As projecções de crescimento, para este ano, do continente africano e, em particular, de Angola, tendo em conta esses efeitos, “devem abrandar para 3,8% e 2,4%”, respectivamente, cenário “agravado pelo declínio da ajuda externa”.
Victor Lledo destacou a necessidade de mitigar esses choques externos, com maior mobilização das receitas domésticas, reformas para o aumento da eficiência e a transparência na gestão das finanças públicas, de forma a reduzir os custos de financiamentos externos, e reformas estruturais para acelerar a diversificação económica e aumentar a integração comercial da região.
Sobre o desafio da inflação em Angola, o representante do FMI sublinhou que a taxa continua alta, mas tem apresentado gradualmente uma tendência “fortemente declinante”, passando “de um pico de 30%, em Julho de 2024” com os últimos dados a apontarem “um pouco acima de 22%”.

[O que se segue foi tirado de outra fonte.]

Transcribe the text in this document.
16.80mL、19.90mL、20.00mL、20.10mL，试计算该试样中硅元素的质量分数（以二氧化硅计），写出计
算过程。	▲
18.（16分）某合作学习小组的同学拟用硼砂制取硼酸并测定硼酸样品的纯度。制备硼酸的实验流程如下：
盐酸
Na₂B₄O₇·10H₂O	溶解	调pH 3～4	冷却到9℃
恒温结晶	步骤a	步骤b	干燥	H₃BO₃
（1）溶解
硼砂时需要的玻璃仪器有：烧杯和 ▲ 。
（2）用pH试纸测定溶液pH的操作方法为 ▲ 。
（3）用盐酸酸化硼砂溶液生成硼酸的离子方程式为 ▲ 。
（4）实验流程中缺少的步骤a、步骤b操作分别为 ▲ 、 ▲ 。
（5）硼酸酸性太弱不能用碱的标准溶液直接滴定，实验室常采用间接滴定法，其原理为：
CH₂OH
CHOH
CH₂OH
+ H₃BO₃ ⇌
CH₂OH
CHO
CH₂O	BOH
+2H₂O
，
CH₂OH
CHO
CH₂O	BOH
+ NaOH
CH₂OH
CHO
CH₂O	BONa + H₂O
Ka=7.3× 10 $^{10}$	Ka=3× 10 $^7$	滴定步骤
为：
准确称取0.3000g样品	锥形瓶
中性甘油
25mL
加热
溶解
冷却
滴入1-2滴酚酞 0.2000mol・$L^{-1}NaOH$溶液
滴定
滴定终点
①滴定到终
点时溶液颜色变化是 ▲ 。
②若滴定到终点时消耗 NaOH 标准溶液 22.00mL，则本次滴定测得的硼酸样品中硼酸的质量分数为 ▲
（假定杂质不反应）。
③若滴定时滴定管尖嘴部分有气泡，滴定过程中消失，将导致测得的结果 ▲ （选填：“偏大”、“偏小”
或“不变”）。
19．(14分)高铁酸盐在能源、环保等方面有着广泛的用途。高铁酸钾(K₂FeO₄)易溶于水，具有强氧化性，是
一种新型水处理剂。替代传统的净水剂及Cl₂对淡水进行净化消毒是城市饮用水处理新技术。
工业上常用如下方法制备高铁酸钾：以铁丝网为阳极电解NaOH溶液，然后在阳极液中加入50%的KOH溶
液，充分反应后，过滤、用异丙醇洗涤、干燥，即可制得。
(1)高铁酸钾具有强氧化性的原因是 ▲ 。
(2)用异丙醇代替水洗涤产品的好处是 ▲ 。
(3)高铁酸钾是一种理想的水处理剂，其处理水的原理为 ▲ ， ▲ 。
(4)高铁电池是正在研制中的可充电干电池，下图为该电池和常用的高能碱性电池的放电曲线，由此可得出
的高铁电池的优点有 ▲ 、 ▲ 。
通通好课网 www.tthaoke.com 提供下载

“Em grande medida por uma política monetária restritiva adoptada pelo Banco Nacional de Angola e a nossa posição é que essa política monetária é bem-vinda e deve ser continuada até que a inflação demonstre uma queda para perto de um dígito”, frisou.
Quanto à retirada da subvenção aos combustíveis, Victor Lledo frisou que os subsídios “são extremamente regressivos e tendem a beneficiar camadas de renda mais elevada da população”, consumindo “espaço fiscal necessário e fundamental” para despesas de protecção social e de infra-estruturas.
A ministra das Finanças angolanas, Vera Daves, afirmou, em Abril passado, que haverá ainda este ano mais cortes nos subsídios aos transportes, que ocorre desde 2023 de forma gradual.
De acordo com a responsável, é importante que esta reforma prossiga, enfatizando que aumentos adicionais do preço dos combustíveis devem reflectir na melhoria das condições das camadas mais vulneráveis.
“O que o Governo de Angola tem feito foi, a par e passo com o aumento do subsídio dos combustíveis, a expansão do Kwenda [programa de transferências monetárias para famílias vulneráveis]. É muito importante que esta situação siga, não só em zonas rurais, mas também em zonas urbanas, essa e outras modalidades de compensação”, salientou.
Victor Lledo enfatizou a necessidade também de uma boa comunicação dos seus objectivos, e reformas de gestão das finanças públicas, para aumentar a transparência fiscal dos recursos, “muito importante para dar confiança à população de uma forma geral, de que o dinheiro está a ser gasto no destino correcto”.